「ソウォン」
怒気を含んだ声にますます手が震えてしまう。
いつもは温厚な世子様がこれほどまでにお怒りになるだなんて。
世子様の為だとは言え、無鉄砲過ぎたと反省しても後の祭り。
言い訳の言葉すら許されない立場に、ただただじっと微動だにせずにいる以外何も出来ない。
ぎゅっと瞼を閉じていても分かる。
絹地の擦れる音と一歩一歩近づく足音と溜息の漏れ出す吐息が。
すぐ目の前に世子様の気配が感じられた、次の瞬間。
下顎がグッと持ち上がった。
「ソウォン」
「……………はい、世子様」
これ以上、世子様を欺く事は出来ない。
ううん、違う。
許されない。
観念した私はごくりと生唾を飲み込むと、世子様は盛大な溜息を零し、その吐息が頬にかかる。
「そなたが商団で働く事は認めているが、妓房で働く事を許した覚えは無いぞ」
「っ……」
両班の女性が働く事すら憚れる世の中なのに、両班の娘が妓房に出入りしてるだなんて、それこそ笑いものでしかない。
「化粧し、髪を変え、着飾れば、私の目を欺けると思ったのか?」
「…………」
返す言葉が無い。
声色を変えた所で、何度も鼻先がつきそうなほど間近で見られているのだから、弁解の余地も無い。
「そなたにはいつも驚かされる。

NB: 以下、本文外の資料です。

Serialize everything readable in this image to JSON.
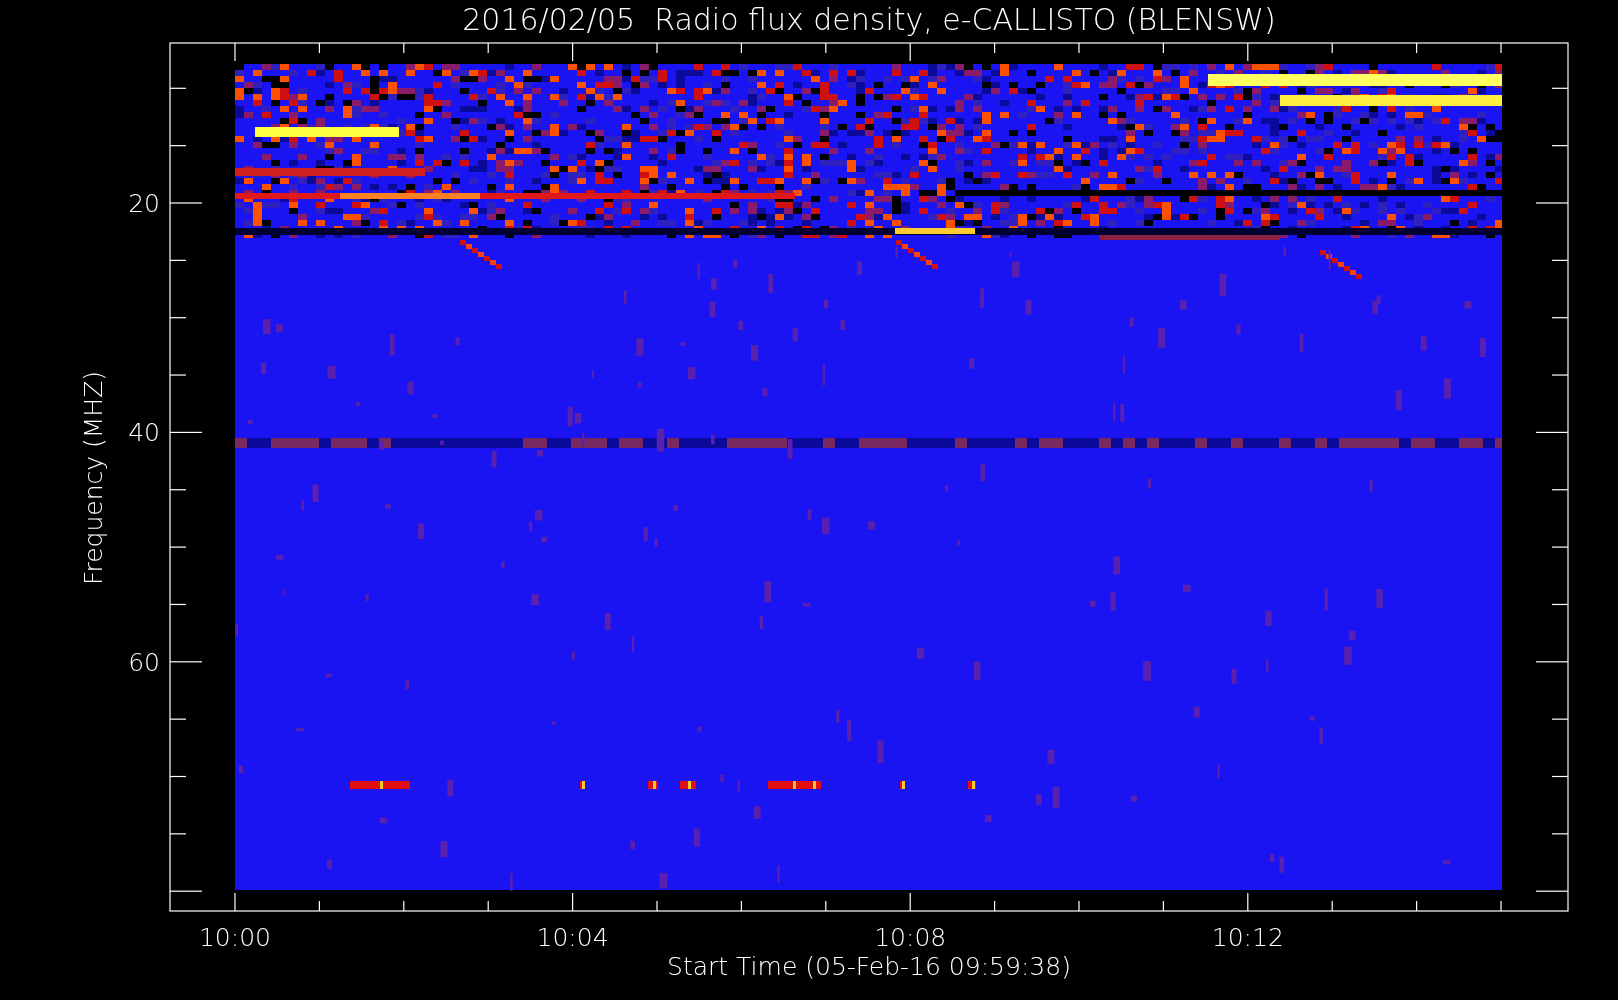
{
  "title": "2016/02/05  Radio flux density, e-CALLISTO (BLENSW)",
  "plot": {
    "xlabel": "Start Time (05-Feb-16 09:59:38)",
    "ylabel": "Frequency (MHZ)",
    "x_tick_labels": [
      "10:00",
      "10:04",
      "10:08",
      "10:12"
    ],
    "y_tick_labels": [
      "20",
      "40",
      "60"
    ]
  }
}
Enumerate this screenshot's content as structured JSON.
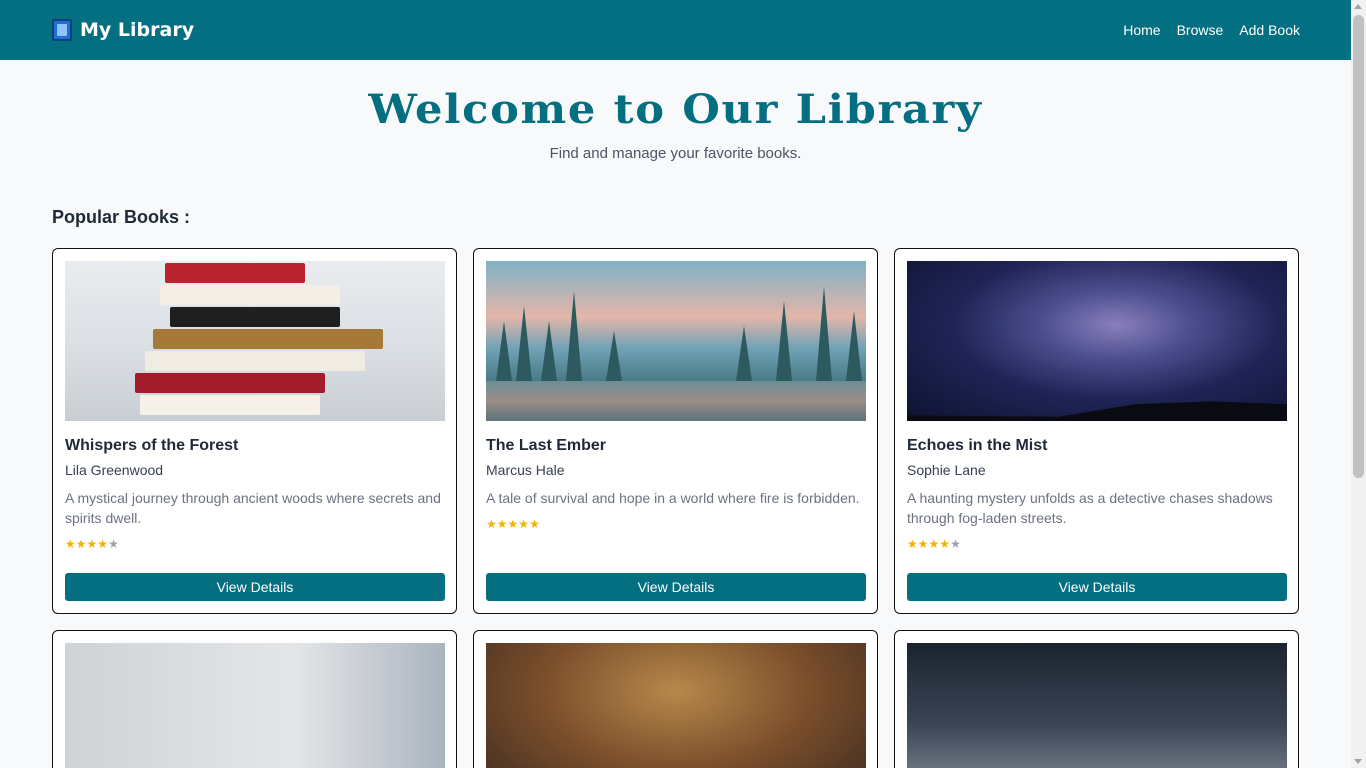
{
  "brand": {
    "icon": "book-icon",
    "name": "My Library"
  },
  "nav": {
    "links": [
      "Home",
      "Browse",
      "Add Book"
    ]
  },
  "hero": {
    "title": "Welcome to Our Library",
    "subtitle": "Find and manage your favorite books."
  },
  "section": {
    "title": "Popular Books :"
  },
  "colors": {
    "primary": "#046f81",
    "star": "#f0b400"
  },
  "books": [
    {
      "title": "Whispers of the Forest",
      "author": "Lila Greenwood",
      "description": "A mystical journey through ancient woods where secrets and spirits dwell.",
      "rating": 4,
      "rating_max": 5,
      "button": "View Details",
      "image": "stack-of-books-photo"
    },
    {
      "title": "The Last Ember",
      "author": "Marcus Hale",
      "description": "A tale of survival and hope in a world where fire is forbidden.",
      "rating": 5,
      "rating_max": 5,
      "button": "View Details",
      "image": "forest-valley-photo"
    },
    {
      "title": "Echoes in the Mist",
      "author": "Sophie Lane",
      "description": "A haunting mystery unfolds as a detective chases shadows through fog-laden streets.",
      "rating": 4,
      "rating_max": 5,
      "button": "View Details",
      "image": "milky-way-photo"
    }
  ],
  "partial_cards": [
    {
      "image": "potted-plants-photo"
    },
    {
      "image": "open-bible-photo"
    },
    {
      "image": "starry-mountains-photo"
    }
  ]
}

何度心の蔵が縮み上がったことか」
「…………申し訳ございません」
「好奇心旺盛な所も責任感が強い所も良いと思うし、明るく聡明な所も好きだが……」
「っ……」
背後の棚にドンッと体がぶつかり、軽い衝撃を受けた。
そして、右手首をぎゅっと掴まれ、棚板に張り付けられるように追い詰められた。
「眼を開けよ」
「………」
下顎を持ち上げていた手が、頬を掠めて背後の棚に着くと。
世子様との間にあった距離が一瞬で無くなり、ふわっと白檀の香りが鼻腔を掠めた、次の瞬間。